The rating is the percentage of television households in the United States tuned to a program, and the share in the percentage watching among homes with sets on at the time.
"Our ratings had been terrific all year,'' Hill said. "They went in the bucket when all the bristling and sabre-rattling started.''
Baseball players and owners bickered publicly for much of July and August, with players threatening to strike, which would have been the sport's ninth work stoppage since 1972. The sides struck a deal Aug. 30, just 2½ hours before the scheduled start of the walkout.
News Corp., Fox's parent, took a $909 million charge against earnings in February, saying it had overpaid for its sports deals: $4.5 billion for the NFL, $2.4 billion for baseball and $1.9 billion for NASCAR.
Fox is in the second year of its baseball contract.
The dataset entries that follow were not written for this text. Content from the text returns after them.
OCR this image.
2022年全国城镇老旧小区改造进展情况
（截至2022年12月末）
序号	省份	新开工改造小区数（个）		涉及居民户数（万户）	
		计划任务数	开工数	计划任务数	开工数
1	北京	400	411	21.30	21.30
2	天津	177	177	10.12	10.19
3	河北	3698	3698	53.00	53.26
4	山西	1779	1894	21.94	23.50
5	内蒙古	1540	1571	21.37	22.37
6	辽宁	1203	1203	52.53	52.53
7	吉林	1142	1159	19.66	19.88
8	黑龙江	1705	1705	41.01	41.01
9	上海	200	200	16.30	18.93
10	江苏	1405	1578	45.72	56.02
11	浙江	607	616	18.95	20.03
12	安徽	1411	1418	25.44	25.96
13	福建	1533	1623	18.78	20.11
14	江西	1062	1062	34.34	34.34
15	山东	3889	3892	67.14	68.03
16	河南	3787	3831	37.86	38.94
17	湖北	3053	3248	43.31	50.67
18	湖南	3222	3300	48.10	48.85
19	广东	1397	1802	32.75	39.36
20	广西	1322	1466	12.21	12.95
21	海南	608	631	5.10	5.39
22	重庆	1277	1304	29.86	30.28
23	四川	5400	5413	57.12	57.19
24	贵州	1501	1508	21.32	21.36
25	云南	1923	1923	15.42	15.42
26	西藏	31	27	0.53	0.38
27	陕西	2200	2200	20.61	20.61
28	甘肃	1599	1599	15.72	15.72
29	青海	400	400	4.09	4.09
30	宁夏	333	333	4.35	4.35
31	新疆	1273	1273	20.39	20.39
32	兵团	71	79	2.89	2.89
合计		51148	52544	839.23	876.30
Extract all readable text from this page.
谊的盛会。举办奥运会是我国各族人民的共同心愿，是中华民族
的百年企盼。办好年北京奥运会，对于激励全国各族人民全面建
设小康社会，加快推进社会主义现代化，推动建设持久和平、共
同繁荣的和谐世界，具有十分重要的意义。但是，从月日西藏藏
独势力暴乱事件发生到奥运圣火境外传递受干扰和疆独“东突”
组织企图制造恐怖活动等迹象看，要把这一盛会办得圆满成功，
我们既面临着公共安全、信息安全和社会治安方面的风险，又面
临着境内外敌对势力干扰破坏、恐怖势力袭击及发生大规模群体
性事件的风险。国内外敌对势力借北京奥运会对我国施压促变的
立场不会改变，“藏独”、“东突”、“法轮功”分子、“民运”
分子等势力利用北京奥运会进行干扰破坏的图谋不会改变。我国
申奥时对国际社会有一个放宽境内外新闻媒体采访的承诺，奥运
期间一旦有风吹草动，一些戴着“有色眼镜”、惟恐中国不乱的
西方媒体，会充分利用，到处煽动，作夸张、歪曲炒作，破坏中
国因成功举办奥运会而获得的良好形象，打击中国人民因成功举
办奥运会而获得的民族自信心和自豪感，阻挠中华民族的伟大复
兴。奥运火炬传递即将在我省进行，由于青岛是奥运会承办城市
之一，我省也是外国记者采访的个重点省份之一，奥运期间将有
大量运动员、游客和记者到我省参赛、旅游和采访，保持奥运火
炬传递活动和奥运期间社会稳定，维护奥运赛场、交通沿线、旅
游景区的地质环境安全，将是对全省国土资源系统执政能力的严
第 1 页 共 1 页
"Baseball's got to be concerned about its future,'' Hill said. "I would imagine they'll read the writing on the wall at the very highest levels and get their house in order.''
Hill said the Angels and Giants had played "terrific games'' and credited Bill Webb and Michael Weisman for creating what he called outstanding productions. Hill said baseball had given the network everything it asked for.
"The ratings have been a bit of a kick in the side of the head every morning,'' he said.
He didn't see the need for any new rules to quicken the paces of games.
"They just have to enforce what they have,'' he said.